Let's back up a bit.  I don't understand what the problem is that you are 
trying to address.  You keep mentioning "overflow".  Yes, bytes 8-15, when 
treated as a long and added to the counter, can wrap around instead of carrying 
the results into bytes 0-7.  But what's the problem with that? The values of 
the IV will still be different for each block that's encrypted. No information 
is lost, and we still have to have a file larger than 2^68 bytes before we wrap 
the counter.

You mention the openssl source code for AES_ctr128_encrypt() - that was exactly 
the code I was referring to when I said "(As an aside, I've seen an openssl 
implementation that follows the first recommendation.)"  That's just one way to 
handle the IV.

So I just went digging around for Java code that does AES-CTR, and found
http://grepcode.com/file/repository.grepcode.com/java/root/jdk/openjdk/8-b132/com/sun/crypto/provider/CounterMode.java#CounterMode

Look for increment().  It does the same thing as the openssl implementation 
(which is actually a surprise to me, I thought it worked like calculateIV).  I 
might be mistaken in this, but I _thought_ that calculateIV() was written the 
way it was written completely on purpose.  We should seek comment from 
[~tucu00] if he's still paying attention to emails that come from apache jira.

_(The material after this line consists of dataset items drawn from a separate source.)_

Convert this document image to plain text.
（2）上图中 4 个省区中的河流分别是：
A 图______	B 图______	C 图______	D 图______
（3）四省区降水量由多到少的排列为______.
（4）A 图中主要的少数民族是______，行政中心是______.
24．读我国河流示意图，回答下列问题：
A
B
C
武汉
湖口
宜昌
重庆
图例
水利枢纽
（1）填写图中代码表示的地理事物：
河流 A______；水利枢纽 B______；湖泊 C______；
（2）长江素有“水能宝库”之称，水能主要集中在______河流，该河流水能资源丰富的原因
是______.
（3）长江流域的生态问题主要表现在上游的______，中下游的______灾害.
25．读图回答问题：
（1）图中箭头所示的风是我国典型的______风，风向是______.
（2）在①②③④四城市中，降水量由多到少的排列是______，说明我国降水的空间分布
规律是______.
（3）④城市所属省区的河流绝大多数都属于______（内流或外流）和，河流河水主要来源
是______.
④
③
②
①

You do need to address the upgrade question: changing this code will render 
useless any data encrypted with the current scheme, unless that data is first 
copied out of an EZ to clear text, the upgrade performed, and then the data 
copied back into the EZ.  This is a *very* heavy price to pay.

I'd also like to know what the use case is. You mention the Java Cipher - is 
your use case that you want to get the raw encrypted data and somehow decrypt 
it by hand outside of the normal path?  If so, how would you get the key to 
decrypt it with?  Why would you want to do this?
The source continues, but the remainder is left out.